After weeks of investigation into cases of call masking and refilling, the Nigerian Communications Commission (NCC) has descended on those it found guilty of the offences. Nigerian Communications Week reports that the NCC has sanctioned three companies and barred 750,000 numbers found to be connected to call-masking.
Recall that we reported two weeks ago that four major telecoms companies were being investigated over call-masking allegations. Mr Tony Ojobo, the Director, Public Affairs of NCC, in a statement explained that the sanctioned entities were found to be directly and indirectly involved in several infractions.
Call masking practices helps hide user identity and location. But it can also be used to reduce call cost extremely. The practice is used by fraudsters to avoid paying the true cost for international calls.https://t.co/8ptGzHU0FE
— Technext (@technextdotng) February 23, 2018
The report indicates that the NCC arrived at the decision after investigations with the Office of the National Security Adviser (NSA) and the Department of State Services. As a result, the agency has suspended the Interconnect Clearinghouse License issued to Medallion Communications Limited for a period of 90 days, in the first instance.

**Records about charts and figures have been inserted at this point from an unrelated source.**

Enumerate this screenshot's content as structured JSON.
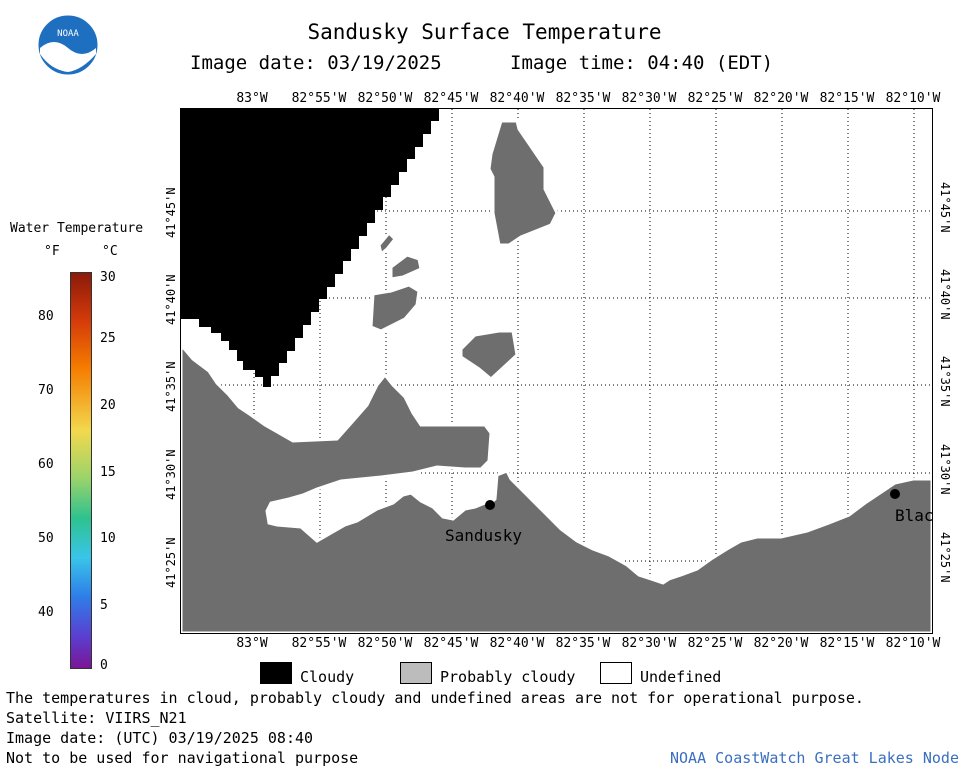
{
  "header": {
    "title": "Sandusky Surface Temperature",
    "date_label": "Image date: 03/19/2025",
    "time_label": "Image time: 04:40 (EDT)"
  },
  "logo": {
    "text": "NOAA"
  },
  "colorbar": {
    "title": "Water Temperature",
    "unit_f": "°F",
    "unit_c": "°C",
    "f_ticks": [
      "80",
      "70",
      "60",
      "50",
      "40"
    ],
    "c_ticks": [
      "30",
      "25",
      "20",
      "15",
      "10",
      "5",
      "0"
    ]
  },
  "map": {
    "lon_labels": [
      "83°W",
      "82°55'W",
      "82°50'W",
      "82°45'W",
      "82°40'W",
      "82°35'W",
      "82°30'W",
      "82°25'W",
      "82°20'W",
      "82°15'W",
      "82°10'W"
    ],
    "lat_labels": [
      "41°45'N",
      "41°40'N",
      "41°35'N",
      "41°30'N",
      "41°25'N"
    ],
    "places": {
      "sandusky": "Sandusky",
      "blac": "Blac"
    }
  },
  "legend": {
    "cloudy": "Cloudy",
    "probably_cloudy": "Probably cloudy",
    "undefined": "Undefined",
    "colors": {
      "cloudy": "#000000",
      "probably_cloudy": "#bcbcbc",
      "undefined": "#ffffff",
      "land": "#6e6e6e"
    }
  },
  "footer": {
    "note": "The temperatures in cloud, probably cloudy and undefined areas are not for operational purpose.",
    "satellite": "Satellite: VIIRS_N21",
    "utc_date": "Image date: (UTC) 03/19/2025  08:40",
    "nav_warning": "Not to be used for navigational purpose",
    "credit": "NOAA CoastWatch Great Lakes Node"
  }
}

The agency has also disconnected two other companies, Information Connectivity Solutions Limited (ICSL) and Solid Interconnectivity Services Limited from all networks until they regularize their operations.

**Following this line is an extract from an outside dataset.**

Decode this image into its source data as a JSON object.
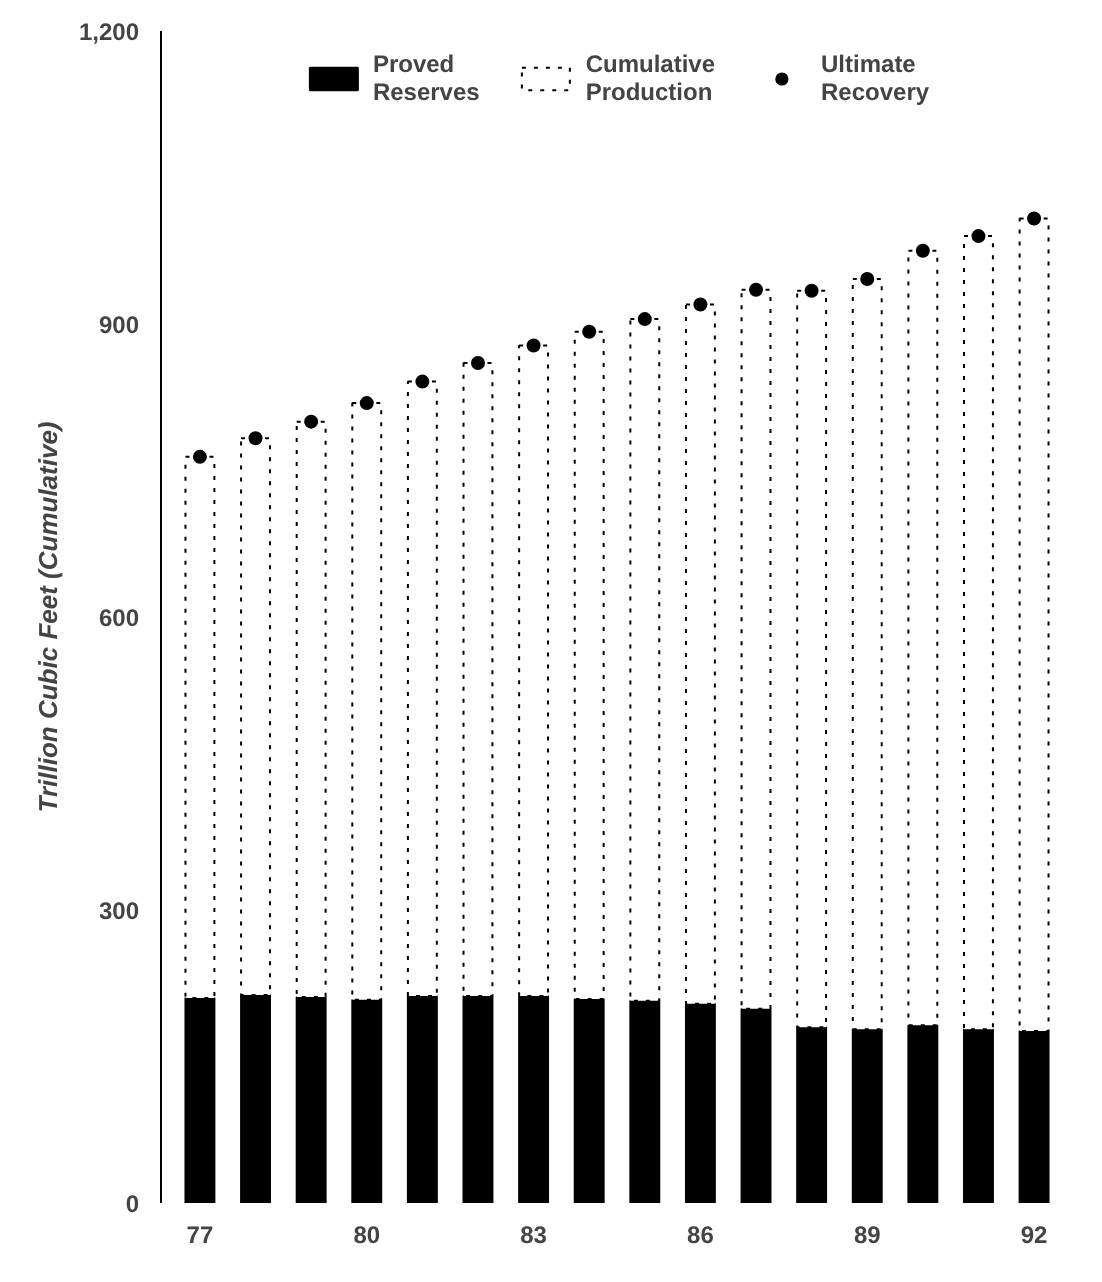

The fourth operator, Interconnect Clearinghouse Nigeria Limited was lucky as it only got a strong warning from the NCC. In the same vein, the NCC also issued letters of warning to Exchange Telecoms Limited, NiconnX Limited and Breeze Micro Limited. It cautioned them against engaging in the fraudulent practice.
Public Notice pic.twitter.com/tfctOWFT1G
— ncc.gov.ng (@NgComCommission) January 23, 2018
Similarly, the NCC also Barred over 750,000 numbers assigned to several Private Network Links (PNL) and Local Exchange Operator (LEO) licensees, whose number ranges were found to have been utilized for the call-masking in the past.
These licensees include Vezeti Communications Services Limited, Voix Networks Limited, Mobitel Limited, Peace Global Satellite Communications Limited, ABG Communications Limited, Vodacom Business Africa (Nigeria) Limited, Swift Telephone Networks Limited, QVODA Telecoms Limited, Wireless Telecoms Limited and Emcatel Networks Limited.
Room for Amends
The NCC has also indicated that there is still room for the affected operators and licensees to make amends. The statement reads:
Accordingly, every service provider that has been sanctioned still has an opportunity to correct the identified anomalies and satisfy the commission that it should be allowed to continue to operate in Nigeria.
The Axe is still Dangling
The war on questionable practices is not yet over. The NCC has said that the second stage of investigations has commenced. The statement suggests that the commission will focus on mobile network operators and some other parties involved in SIM-boxing.
But, What is SIM-boxing?
SIM-boxing involves using a device (SIM box) as part of a VoIP gateway installation in order to minimize the maintenance expenses in the network interconnect (connecting from one local/international network to another). It is also used in preventing a SIM from being blocked. This act in itself has many risks.
According to Xintec, SIM box or Interconnect Bypass Fraud is one of the most prevalent frauds today. It is said to have cost the telcoms industry about 3 billion dollars. Fraudsters use it to bypass the interconnect toll charging points, thus avoiding the payment of the official call termination fee of an operator.